43 MP2—The Next-Generation MarginProbe Device: Incremental Performance Gains in an Area of Persistent Unmet Need

Background

Despite widespread adoption of consensus margin guidelines, positive margins after breast-conserving surgery (BCS) remain common, resulting in reexcision rates of approximately 20% for invasive cancer and up to 30% for ductal carcinoma in situ (DCIS). Positive margins are associated with increased local recurrence and additional patient and health-system burden. Since its introduction, the first-generation MarginProbe (MP) has been evaluated in multiple peer-reviewed studies over the past decade, consistently demonstrating a 40% to 50% reduction in positive margin rates, with particularly strong effects in DCIS. However, there remains a paucity of FDA-approved, noninvasive technologies for real-time intraoperative lumpectomy margin assessment. MP2 represents a next-generation iteration incorporating multiple miniaturized radiofrequency spectroscopy sensors and updated algorithms designed to improve diagnostic performance.

Methods

This prospective, multicenter, single-arm, open-label study (NCT05377229) included distinct learning and pivotal phases. Women with histologically confirmed breast cancer undergoing BCS were enrolled. MP2 measurements were performed intraoperatively on freshly excised lumpectomy specimens (ex vivo).

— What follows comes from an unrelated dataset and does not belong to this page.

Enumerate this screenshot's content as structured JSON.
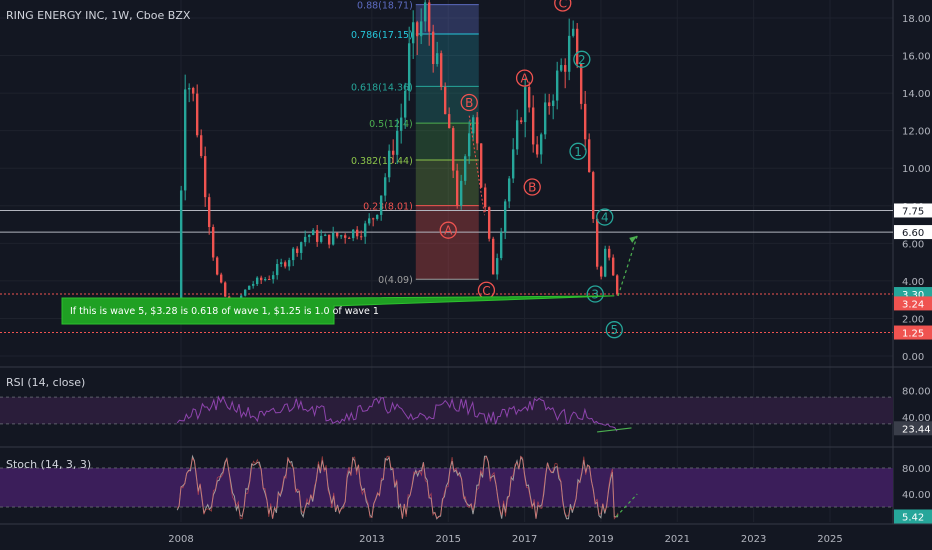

The learning phase was used to optimize device software and signal processing. Primary performance end points in the pivotal phase were sensitivity and specificity for margin assessment at the specimen face level. Performance was benchmarked against goals derived from the MP1 postapproval study, with a predefined noninferiority margin of 10%. Margin positivity prompting reexcision was defined according to consensus margin guidelines.

Results

A total of 117 patients were enrolled, with 114 completing the pivotal phase. One-hundred-nineteen lumpectomy specimens contributed 706 margin faces for final performance analysis. Using 5-15 measurements per face, MP2 demonstrated a sensitivity of 76.8% and a specificity of 49.1% (Table). With a measurement restriction simulation (maximum 5 readings per face), sensitivity was 74.1% and specificity improved to 58.9%. All primary performance end points met or exceeded predefined success criteria. No device-related adverse events were observed. Based on these results, MP2 received FDA approval in September 2025 without regulatory restriction.

Conclusion

In a clinical landscape with limited FDA-approved options for intraoperative lumpectomy margin assessment, MP2 demonstrates incremental but meaningful improvements in diagnostic performance over its predecessor. These gains build upon a substantial body of prior evidence showing significant reductions in positive margins with MP1, particularly in DCIS. The multisensor architecture and optimized algorithms of MP2 improve discrimination between malignant and benign tissue, including dense breast tissue, while aligning margin detection depth with current invasive cancer and DCIS guidelines. Together, these findings support MP2 as a regulatory validated, technically mature advancement addressing a persistent and clinically relevant gap in BCS.